Vegan tzatziki. Yep, I did it—and before I dive into this recipe, I feel like I owe an apology to my family. I must admit making this dip didn’t feel right. It was like I was cheating on my Greek family . . . but then I tried it. Oh my gosh: it’s pretty damn close to the real deal and so flavorful. Suddenly my guilt evaporated, and I was surprisingly happy that I made it!
This dish is traditionally vegetarian and often accompanies me at the table with all my vegetable recipes. I decided why not make it vegan and add it to my list of plant-based recipes that everyone must have, and I certainly do not regret it. It doesn’t lack flavor, creaminess or strength. It’s completely balanced with the amounts of fat, acidity and salt—I know you will love it!

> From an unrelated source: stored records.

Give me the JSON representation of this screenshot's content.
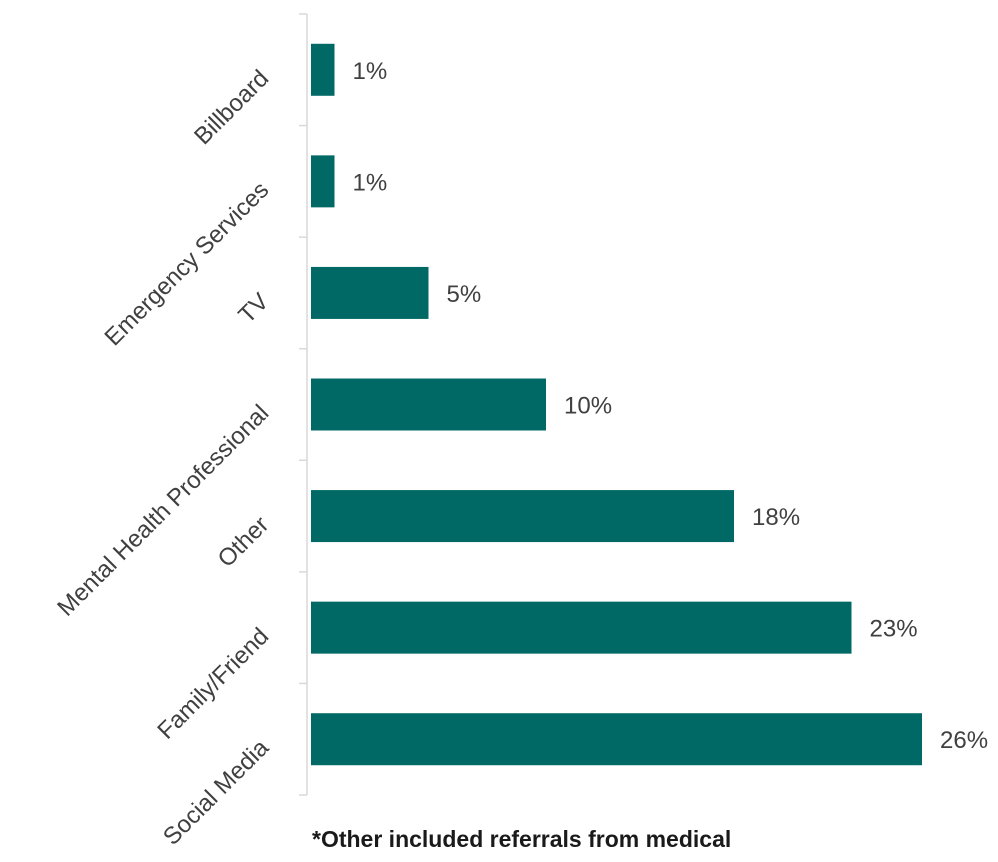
{
  "chart_data": {
    "type": "bar",
    "orientation": "horizontal",
    "categories": [
      "Billboard",
      "Emergency Services",
      "TV",
      "Mental Health Professional",
      "Other",
      "Family/Friend",
      "Social Media"
    ],
    "values": [
      1,
      1,
      5,
      10,
      18,
      23,
      26
    ],
    "data_labels": [
      "1%",
      "1%",
      "5%",
      "10%",
      "18%",
      "23%",
      "26%"
    ],
    "unit": "%",
    "xlim": [
      0,
      26
    ],
    "grid": false,
    "legend": "none",
    "bar_color": "#006966",
    "axis_color": "#d9d9d9",
    "label_color": "#404040"
  },
  "footnote": "*Other included referrals from medical"
}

1 cup cashews, soaked for at least 2 hours
1/4 cup lemon juice
3 Tbsp sesame tahini
3 garlic cloves
1/2 cup water (add less or more for preferred consistency)
Salt and pepper, to taste
1 cup cucumber, grated, excess liquid squeezed out
1/4 cup fresh dill, finely chopped
1/2 Tbsp mint, finely chopped (optional)
2 to 3 Tbsp extra-virgin olive oil
Add cashews, lemon juice, tahini, garlic, water and salt and pepper to food processor and blend until very smooth, scraping down sides as necessary.
Remove mixture from processor and transfer to large mixing bowl. Add cucumber, dill, mint (if using) and olive oil and stir until well combined. Adjust seasonings as desired.
Serve with salads, falafel, fresh veggies or your favorite crackers, or store in tightly sealed jar in refrigerator for up to 1 week.